Mit jedem Schritt, der ihn näher zum Aufgang führte, wuchs in ihm das Bewußtsein, etwas Wichtiges, beinahe Hochoffizielles zu tun, eine Überzeugung, die seinen Bewegungen etwas Zeremonielles verlieh, was ihn wiederum in seiner Haltung bestärkte. Solies überließ sich gerne solchen aus sich selbst schöpfenden Aufmunterungen ohne sich an deren Zirkelcharakter zu stören. Schon früher, wenn er kleine, völlig unbedeutende Erkundungen angestellt hatte, weidete er sich an dem hoheitsvollen Gepräge, das all seinen Handlungen innewohnte. Soweit es diese Stadt betraf, fühlte er sich wie von einer geheimen Kamera begleitet, die jeden Schritt, jedes Wort und jede Geste von ihm einfing. Selbst sein Schweigen. Auch jetzt, als er auf den Serpentinenweg einbog, spürte er dieses imaginäre Auge, das voller Hochachtung auf ihm ruhte. Wie fest schien doch bereits hier sein Schicksal mit dieser Stadt verknüpft, die ihm so viel zu geben hatte, daß er augenblicklich bereit war, alles, was er in Zukunft erreichen würde, mit ihr zu teilen, selbst seinen Ruhm.

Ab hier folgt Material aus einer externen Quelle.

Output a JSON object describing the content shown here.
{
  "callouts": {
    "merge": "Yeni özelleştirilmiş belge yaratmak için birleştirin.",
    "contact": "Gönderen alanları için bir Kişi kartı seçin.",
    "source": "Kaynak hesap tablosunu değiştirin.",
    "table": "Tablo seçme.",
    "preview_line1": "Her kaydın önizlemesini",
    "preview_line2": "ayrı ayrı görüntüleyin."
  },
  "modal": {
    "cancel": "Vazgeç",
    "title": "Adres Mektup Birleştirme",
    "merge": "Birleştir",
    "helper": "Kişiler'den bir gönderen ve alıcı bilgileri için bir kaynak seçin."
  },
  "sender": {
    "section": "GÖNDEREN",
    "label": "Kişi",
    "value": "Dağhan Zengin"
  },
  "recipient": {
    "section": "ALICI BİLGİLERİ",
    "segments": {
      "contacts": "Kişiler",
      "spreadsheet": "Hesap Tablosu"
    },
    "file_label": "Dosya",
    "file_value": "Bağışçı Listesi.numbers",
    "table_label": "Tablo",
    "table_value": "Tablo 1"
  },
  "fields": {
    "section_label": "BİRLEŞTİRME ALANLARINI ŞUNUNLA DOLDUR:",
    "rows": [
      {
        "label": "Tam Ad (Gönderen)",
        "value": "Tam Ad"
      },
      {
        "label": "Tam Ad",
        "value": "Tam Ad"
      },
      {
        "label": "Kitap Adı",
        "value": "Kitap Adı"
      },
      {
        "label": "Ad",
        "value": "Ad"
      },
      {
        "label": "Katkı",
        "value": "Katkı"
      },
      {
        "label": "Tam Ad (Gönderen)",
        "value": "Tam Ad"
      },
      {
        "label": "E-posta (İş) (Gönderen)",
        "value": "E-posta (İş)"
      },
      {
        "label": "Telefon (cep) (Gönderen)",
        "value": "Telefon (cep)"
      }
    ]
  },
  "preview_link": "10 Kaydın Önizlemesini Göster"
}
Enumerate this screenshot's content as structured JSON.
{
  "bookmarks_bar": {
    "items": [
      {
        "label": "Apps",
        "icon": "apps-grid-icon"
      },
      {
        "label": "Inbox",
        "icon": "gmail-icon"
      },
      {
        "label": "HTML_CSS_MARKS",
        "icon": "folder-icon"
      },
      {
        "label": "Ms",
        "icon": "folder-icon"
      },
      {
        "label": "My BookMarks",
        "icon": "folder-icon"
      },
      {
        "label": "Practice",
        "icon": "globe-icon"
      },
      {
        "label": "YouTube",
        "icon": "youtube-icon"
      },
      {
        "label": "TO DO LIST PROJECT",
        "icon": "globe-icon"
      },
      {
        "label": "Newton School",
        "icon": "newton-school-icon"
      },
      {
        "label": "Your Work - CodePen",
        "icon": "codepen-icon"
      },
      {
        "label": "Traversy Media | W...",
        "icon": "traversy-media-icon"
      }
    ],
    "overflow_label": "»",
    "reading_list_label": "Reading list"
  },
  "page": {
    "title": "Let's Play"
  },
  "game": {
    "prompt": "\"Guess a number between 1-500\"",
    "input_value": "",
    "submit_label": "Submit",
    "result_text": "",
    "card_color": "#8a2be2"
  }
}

In langen, würdevoll abgemessenen Schritten lief er von Serpentine zu Serpentine, über die endlos sich hinstreckenden Geraden, die immer steiler anstiegen, bis zur nächsten Biegung. «Als würde die Ahnung von einer besseren Zukunft geographisch bestätigt», dachte Solies. Es war sicherlich kein Zufall, daß seine ehrgeizigen Pläne, die nur von Zweiflern und Neidern als hochfliegend angesehen wurden, Menschen, die er in seiner Heimat zurückgelassen hatte, sich hier sinnbildlich verdichteten. Fast wurde er, ganz dieser Gewißheit ergeben, mehr getragen als daß er ging. Einen Drehpunkt nach dem anderen hinter sich lassend, eilte er mit fortschreitendem Tempo in Kehren und Windungen den Berghang empor, gelegentlich den Blick auf den Stadtkern senkend, der sich zusehends entfernte und dadurch immer greifbarer wurde.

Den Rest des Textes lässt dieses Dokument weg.